Introduction

Supersymmetry and gauge theory instantons

The next example comes from gauge theory and to some extent is the non-abelian version of the previous example. The Yang-Mills equations for a connection on a principal bundle over a four-dimensional riemannian manifold say that the curvature 2-form

FA = dA + ½[A,A]

has zero "divergence"

δA FA ≔ ⋆dA⋆ FA = 0,

where dA is the exterior covariant derivative. Notice that the Bianchi identity says that dA FA = 0.

The Yang-Mills equation is second-order in the connection, which is the dynamical field in the theory, as the Aharanov-Bohm effect teaches us, instead of the curvature.

A special type of solutions to the Yang-Mills equation are the instantons. These are connections whose curvature is (anti)self-dual:

⋆ FA = ±FA.

For an instanton, the Yang-Mills equations automatically follow from the Bianchi identity. Notice that again the (anti)self-duality condition is first-order on the connection, whereas the Yang-Mills equation is second-order.

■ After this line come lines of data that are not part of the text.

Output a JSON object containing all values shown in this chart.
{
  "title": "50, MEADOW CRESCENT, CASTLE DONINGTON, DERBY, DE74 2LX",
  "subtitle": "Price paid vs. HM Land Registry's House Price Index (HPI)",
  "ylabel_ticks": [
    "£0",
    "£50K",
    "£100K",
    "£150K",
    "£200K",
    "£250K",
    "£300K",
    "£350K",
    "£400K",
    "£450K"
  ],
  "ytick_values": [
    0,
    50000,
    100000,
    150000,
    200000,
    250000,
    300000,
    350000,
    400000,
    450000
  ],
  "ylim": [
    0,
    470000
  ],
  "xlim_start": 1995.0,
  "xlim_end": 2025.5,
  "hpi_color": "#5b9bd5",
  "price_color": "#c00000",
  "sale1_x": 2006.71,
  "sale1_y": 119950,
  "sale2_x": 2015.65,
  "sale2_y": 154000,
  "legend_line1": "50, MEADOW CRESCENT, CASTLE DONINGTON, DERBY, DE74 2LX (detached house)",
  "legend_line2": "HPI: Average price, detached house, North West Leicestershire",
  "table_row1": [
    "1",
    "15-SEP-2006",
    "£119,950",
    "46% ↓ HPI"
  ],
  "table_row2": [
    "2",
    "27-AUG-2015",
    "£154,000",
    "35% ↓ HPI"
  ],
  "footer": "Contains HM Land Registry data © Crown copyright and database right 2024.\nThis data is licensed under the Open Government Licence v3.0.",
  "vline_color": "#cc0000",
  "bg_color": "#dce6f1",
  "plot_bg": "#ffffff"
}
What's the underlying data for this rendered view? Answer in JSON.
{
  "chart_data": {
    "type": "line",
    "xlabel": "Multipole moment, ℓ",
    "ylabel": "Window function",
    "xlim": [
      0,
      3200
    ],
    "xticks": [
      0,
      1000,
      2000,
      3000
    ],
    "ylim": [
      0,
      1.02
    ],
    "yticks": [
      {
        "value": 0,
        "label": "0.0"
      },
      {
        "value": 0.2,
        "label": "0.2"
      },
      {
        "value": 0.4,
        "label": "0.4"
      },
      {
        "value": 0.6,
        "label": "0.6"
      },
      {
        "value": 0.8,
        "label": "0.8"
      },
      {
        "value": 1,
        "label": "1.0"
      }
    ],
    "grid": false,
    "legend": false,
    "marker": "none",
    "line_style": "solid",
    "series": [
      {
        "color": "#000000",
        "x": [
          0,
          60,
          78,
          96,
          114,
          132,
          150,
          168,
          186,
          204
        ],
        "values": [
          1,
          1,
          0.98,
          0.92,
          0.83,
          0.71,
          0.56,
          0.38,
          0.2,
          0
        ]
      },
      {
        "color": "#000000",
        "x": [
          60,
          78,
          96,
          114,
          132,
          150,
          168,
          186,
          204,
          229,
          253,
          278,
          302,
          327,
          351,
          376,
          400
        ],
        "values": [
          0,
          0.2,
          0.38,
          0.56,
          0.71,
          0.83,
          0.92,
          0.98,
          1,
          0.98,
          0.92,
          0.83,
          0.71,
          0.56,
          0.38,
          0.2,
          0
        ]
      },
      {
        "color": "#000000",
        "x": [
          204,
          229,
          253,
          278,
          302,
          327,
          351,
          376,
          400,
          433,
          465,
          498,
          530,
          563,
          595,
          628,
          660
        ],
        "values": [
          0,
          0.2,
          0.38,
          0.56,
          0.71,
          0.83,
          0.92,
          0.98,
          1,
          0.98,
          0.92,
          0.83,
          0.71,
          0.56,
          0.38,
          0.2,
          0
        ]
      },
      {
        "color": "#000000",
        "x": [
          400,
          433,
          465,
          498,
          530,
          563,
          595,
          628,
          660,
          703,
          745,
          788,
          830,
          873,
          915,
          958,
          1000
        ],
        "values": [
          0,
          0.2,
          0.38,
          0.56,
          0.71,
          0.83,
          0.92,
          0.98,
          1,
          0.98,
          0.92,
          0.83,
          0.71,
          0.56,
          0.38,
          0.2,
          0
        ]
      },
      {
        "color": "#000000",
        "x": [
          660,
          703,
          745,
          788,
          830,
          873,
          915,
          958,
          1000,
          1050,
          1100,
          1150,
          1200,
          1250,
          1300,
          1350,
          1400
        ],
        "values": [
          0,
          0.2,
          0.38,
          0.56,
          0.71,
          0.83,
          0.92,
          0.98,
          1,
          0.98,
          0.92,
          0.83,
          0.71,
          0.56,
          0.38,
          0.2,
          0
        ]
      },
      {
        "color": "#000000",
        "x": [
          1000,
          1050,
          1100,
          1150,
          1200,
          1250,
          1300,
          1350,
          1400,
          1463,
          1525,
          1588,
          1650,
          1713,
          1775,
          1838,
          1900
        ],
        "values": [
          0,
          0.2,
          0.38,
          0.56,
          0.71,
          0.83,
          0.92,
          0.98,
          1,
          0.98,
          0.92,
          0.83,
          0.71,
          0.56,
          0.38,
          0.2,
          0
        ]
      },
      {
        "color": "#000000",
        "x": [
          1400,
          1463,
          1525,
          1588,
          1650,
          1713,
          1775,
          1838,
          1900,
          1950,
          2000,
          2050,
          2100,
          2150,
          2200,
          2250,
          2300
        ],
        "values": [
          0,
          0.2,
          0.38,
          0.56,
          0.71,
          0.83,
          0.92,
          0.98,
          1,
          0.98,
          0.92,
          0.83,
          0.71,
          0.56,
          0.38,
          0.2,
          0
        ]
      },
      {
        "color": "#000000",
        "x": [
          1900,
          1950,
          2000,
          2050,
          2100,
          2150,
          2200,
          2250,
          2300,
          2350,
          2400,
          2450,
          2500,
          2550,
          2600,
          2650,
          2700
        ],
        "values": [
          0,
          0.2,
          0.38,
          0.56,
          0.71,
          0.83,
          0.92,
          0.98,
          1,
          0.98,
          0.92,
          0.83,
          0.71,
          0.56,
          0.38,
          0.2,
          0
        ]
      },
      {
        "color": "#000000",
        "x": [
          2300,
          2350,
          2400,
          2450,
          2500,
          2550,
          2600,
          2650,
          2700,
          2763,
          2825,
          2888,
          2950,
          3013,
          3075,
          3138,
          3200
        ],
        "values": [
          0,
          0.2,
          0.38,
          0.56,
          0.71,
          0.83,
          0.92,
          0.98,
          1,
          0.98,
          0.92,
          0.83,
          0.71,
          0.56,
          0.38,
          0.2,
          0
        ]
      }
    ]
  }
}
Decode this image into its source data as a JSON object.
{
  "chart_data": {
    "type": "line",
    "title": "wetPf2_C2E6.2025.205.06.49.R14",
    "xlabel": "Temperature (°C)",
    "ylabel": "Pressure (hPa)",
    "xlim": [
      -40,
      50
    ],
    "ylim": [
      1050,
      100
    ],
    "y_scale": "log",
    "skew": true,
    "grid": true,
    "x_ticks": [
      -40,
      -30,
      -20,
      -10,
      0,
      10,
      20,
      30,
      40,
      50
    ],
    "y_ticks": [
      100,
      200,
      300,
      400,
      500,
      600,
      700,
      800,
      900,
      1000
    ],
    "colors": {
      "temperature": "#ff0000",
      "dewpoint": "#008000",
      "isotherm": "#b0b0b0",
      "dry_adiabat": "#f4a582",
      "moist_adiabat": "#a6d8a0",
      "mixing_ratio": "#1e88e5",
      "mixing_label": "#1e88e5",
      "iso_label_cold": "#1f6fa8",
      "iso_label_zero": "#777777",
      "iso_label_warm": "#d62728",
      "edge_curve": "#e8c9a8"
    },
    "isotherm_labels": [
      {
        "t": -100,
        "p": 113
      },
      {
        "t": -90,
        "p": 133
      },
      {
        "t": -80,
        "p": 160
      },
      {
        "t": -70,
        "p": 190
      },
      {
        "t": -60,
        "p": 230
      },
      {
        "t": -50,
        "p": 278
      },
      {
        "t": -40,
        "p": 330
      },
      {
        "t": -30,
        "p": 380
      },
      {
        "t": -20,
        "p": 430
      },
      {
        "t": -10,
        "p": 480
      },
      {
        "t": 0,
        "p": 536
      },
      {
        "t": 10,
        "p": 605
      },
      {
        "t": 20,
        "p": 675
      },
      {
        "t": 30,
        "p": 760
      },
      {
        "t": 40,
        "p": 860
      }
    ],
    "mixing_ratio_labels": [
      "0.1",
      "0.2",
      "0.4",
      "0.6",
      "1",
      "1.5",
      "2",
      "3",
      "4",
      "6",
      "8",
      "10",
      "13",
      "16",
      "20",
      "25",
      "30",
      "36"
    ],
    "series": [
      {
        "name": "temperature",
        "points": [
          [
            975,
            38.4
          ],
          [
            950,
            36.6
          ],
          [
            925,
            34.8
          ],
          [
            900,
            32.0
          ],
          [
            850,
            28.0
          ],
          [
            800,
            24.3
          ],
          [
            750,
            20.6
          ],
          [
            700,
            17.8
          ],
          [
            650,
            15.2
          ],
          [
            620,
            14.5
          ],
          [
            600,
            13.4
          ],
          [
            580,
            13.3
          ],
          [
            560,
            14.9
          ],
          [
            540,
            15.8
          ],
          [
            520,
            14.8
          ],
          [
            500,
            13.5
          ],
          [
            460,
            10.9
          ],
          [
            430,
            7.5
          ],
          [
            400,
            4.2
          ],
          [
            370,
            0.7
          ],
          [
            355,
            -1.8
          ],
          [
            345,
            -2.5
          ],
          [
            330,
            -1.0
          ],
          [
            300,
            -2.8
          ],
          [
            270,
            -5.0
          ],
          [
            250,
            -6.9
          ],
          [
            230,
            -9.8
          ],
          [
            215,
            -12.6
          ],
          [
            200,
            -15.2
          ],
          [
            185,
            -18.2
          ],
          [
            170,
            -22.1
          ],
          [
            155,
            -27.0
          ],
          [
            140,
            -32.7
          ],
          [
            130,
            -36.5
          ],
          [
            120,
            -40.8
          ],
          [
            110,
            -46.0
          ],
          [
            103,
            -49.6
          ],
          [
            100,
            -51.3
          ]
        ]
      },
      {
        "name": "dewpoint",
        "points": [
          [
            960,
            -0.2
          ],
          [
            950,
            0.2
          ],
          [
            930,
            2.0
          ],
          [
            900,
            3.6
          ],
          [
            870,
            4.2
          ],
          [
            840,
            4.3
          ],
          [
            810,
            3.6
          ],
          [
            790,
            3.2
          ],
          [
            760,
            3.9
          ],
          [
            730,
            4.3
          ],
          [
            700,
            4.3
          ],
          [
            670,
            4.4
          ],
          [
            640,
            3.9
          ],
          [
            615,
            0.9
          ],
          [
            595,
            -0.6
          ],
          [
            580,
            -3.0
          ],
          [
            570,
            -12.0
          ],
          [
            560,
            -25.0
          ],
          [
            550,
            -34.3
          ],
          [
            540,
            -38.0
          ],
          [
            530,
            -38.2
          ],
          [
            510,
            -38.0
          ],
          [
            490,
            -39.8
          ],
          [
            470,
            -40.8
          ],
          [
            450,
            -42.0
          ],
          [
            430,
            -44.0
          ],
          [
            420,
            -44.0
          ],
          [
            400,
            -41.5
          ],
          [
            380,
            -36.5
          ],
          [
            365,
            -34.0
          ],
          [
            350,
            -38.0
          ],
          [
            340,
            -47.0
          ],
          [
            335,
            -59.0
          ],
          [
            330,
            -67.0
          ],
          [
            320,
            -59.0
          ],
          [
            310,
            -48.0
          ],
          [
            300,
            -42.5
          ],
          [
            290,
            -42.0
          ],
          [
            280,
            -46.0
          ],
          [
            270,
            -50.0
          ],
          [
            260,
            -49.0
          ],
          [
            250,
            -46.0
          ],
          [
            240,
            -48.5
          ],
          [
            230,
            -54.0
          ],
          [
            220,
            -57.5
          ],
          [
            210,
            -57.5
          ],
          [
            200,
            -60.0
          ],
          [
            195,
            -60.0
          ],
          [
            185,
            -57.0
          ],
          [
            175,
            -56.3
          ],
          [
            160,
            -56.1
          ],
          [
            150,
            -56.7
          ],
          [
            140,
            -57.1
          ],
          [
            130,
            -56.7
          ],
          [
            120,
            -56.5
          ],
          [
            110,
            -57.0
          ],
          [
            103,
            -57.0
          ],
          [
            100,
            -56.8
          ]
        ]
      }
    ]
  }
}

Furthermore instantons are very particular solutions, in that the minimise the Yang-Mills action:

∫ |FA|2.

In fact on a compact manifold this action is bounded below by a topological invariant of the bundle and the connections which satisfy the bound are precisely the instantons.

The underlying supersymmetric theory in this case is a euclidean version of four-dimensional N=2 supersymmetric Yang-Mills. The condition for a connection to preserve some supersymmetry is that its curvature should annihilate a nonzero spinor:

FA ⋅ ε = 0,

where here the curvature two-form acts on spinors as an element of the Clifford algebra. It is a simple linear algebraic fact that a two-form annihilates a spinor if and only if it is (anti)self-dual.

This story has two natural extensions. First, some symmetric solutions of the four-dimensional Yang-Mills equation are actually solutions of the three-dimensional Yang-Mills-Higgs equation. The symmetric instantons give rise to the so-called BPS monopoles. This is the reason why states preserving some supersymmetry are called BPS-states. The underlying supersymmetric theory in this case is N=2 supersymmetric Yang-Mills.

The second natural extension is to higher dimensions, where it ties in with the ideas of generalised self-duality on manifolds possessing a co-closed 4-form ω. The "instantons" now obey

⋆ FA = (⋆ω) ∧ FA,

where again the Bianchi identity implies the Yang-Mills equation.

For example, riemannian manifolds with special holonomy admit such co-closed four-forms. The four-dimensional case is the one where the four-form is the volume form, which requires no extra structure besides the orientation.

Supersymmetry also underlies this generalised self-duality. The relevant physical theory is now the maximal ten-dimensional supersymmetric Yang-Mills theory and its dimensional reductions.